Harryburgundy":1vwzzcx1 said:
They are not the tubeless models are they?
The Officially Tubeless model doesn't come in 26":
http://www.schwalbetires.com/bike_tires ... n_Almotion
I'm running mine with inner tubes for now and thinking of maybe-possibly doing a ghetto tubeless set-up later.
I just did the first test ride on them. The tyre pressure gauge on my pump had gone, so I had to set them to 15% deflection by eye and might have been wildly out, and I was also testing a new grip/bar set-up that confused the hell out of me, but first results seem very good:
- Very fast and very comfortable on the road. If you try "gliding" on smooth tarmac then, once you drop too low for air resistance to be much of a bother, you seem to carry on forever.

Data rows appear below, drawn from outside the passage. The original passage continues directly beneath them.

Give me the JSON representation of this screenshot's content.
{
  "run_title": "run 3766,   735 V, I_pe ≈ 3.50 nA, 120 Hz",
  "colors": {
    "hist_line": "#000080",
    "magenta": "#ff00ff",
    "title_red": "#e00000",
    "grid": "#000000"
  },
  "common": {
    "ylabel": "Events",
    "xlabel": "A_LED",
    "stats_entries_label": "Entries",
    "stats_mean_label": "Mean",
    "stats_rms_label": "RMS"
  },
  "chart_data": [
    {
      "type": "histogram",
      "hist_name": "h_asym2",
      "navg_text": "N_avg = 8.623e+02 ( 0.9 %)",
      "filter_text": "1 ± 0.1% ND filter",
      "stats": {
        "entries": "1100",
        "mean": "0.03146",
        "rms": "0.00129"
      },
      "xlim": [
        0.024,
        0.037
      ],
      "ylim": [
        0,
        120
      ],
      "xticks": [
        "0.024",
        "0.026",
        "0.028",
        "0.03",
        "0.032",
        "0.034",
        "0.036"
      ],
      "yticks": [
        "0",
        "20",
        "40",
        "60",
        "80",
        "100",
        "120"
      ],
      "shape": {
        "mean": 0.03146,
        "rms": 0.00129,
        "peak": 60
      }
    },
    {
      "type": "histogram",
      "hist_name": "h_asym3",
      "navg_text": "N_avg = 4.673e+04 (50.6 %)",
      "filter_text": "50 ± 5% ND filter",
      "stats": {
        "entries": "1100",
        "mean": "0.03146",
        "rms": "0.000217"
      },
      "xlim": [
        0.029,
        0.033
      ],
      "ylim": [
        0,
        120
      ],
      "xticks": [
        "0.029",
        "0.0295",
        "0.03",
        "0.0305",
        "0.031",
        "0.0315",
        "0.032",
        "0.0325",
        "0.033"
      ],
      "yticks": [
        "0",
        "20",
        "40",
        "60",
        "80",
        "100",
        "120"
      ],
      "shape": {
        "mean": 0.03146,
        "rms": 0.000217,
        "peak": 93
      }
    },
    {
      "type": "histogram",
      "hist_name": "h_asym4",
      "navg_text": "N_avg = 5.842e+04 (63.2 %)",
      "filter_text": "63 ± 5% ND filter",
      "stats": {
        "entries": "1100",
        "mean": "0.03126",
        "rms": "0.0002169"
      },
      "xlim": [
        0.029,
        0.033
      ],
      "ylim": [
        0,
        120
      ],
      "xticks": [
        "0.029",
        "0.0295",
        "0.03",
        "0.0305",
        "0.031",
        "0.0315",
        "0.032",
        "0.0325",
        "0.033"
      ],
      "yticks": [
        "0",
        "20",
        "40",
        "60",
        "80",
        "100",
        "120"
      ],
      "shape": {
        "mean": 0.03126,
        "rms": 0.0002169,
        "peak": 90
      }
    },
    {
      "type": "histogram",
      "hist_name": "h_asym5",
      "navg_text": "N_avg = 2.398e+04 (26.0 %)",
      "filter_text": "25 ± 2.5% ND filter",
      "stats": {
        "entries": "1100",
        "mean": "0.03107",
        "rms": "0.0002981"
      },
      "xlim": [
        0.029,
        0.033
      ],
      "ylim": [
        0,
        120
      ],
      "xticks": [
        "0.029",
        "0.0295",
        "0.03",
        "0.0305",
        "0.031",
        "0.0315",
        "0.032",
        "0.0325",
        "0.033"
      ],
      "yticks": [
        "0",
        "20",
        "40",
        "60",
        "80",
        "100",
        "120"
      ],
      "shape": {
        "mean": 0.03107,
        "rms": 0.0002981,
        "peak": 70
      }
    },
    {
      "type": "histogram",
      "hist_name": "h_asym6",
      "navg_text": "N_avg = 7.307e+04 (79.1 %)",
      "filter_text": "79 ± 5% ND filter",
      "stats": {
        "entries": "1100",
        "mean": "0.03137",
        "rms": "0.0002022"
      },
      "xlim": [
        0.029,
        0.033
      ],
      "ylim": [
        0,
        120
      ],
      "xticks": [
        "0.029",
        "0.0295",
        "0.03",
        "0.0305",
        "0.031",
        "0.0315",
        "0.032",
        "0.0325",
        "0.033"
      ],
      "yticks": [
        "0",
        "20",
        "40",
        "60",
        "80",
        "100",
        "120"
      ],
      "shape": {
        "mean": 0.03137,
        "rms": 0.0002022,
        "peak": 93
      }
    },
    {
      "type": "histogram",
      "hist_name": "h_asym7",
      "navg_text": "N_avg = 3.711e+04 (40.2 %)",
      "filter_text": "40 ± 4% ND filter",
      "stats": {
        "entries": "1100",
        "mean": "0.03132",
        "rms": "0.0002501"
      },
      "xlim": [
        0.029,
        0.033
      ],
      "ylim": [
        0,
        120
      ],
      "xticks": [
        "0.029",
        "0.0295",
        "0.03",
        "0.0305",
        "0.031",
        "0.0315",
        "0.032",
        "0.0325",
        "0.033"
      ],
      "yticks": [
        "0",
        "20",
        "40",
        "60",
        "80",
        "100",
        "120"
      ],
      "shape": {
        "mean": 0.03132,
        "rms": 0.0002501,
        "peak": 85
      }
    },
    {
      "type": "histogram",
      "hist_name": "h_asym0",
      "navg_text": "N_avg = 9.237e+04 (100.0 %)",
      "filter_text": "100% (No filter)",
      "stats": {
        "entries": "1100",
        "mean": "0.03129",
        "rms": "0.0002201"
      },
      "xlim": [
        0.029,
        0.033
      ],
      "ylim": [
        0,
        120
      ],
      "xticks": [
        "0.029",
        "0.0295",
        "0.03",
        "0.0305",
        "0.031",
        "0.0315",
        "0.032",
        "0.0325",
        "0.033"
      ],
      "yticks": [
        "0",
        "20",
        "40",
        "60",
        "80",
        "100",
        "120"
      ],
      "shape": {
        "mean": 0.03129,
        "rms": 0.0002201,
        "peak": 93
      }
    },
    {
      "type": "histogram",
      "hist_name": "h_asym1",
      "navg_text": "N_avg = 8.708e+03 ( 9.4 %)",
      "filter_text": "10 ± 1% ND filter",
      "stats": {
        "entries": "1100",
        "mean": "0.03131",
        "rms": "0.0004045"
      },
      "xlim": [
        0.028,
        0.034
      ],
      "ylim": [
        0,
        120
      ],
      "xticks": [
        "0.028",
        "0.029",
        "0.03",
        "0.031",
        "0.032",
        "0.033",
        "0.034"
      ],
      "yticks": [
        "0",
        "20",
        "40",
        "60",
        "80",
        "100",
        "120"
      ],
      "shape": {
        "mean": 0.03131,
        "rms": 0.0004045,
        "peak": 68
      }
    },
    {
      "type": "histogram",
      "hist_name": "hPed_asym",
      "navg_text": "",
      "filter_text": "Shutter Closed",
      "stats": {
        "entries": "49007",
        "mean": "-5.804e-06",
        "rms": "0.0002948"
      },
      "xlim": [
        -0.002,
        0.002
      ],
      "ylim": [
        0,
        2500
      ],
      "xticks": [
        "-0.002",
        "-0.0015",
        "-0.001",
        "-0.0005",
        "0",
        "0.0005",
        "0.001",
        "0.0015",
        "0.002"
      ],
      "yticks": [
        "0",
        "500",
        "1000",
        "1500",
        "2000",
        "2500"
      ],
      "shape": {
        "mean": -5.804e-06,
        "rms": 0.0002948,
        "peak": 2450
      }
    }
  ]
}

- Completely took the buzz out of gravel and didn't really seem to take a speed hit. But gravel is funny stuff and a lot depends on shape and size, and I won't be really sure how good they are until I try them on other gravel tracks. (Fortunately I have a lot of them around.)
- Great cornering on the road (big surprise) and seem good on gravel and grass too - but I wasn't pushing it because of the new bar set-up
The only disappointment was that I'd hoped for more of a balloon-tyre suspension effect over over ruts and bumps. But this is very pressure sensitive and I might have the pressure way too high. (Makes note to buy new pressure gauge.)
Tomorrow I'll try them on my most hated gravel climb - it's only the equivalent of a couple of flights of stairs, but it consists of especially evil anti-traction gravel that goes flying at the slightest opportunity. The only way I could get my crosser up it was to use Newton's Third Law.
Edit: I remembered I bought a half-price Fenix light a couple of weeks ago, so went out to try it out. The Almotions were just as good on the gravel as wide knobblies - they spread the weight smoothly instead of throwing gravel around and I zoomed up without a misplaced chip of stone.
For now my overall verdict is that they're a great tyre at the bike24 price, but that you'd have to be very fussy about tyres indeed to pay UK prices for them; that they're probably faultless on the road and can do quite a lot off it, but that I'm a long way from being able to say where the limit is.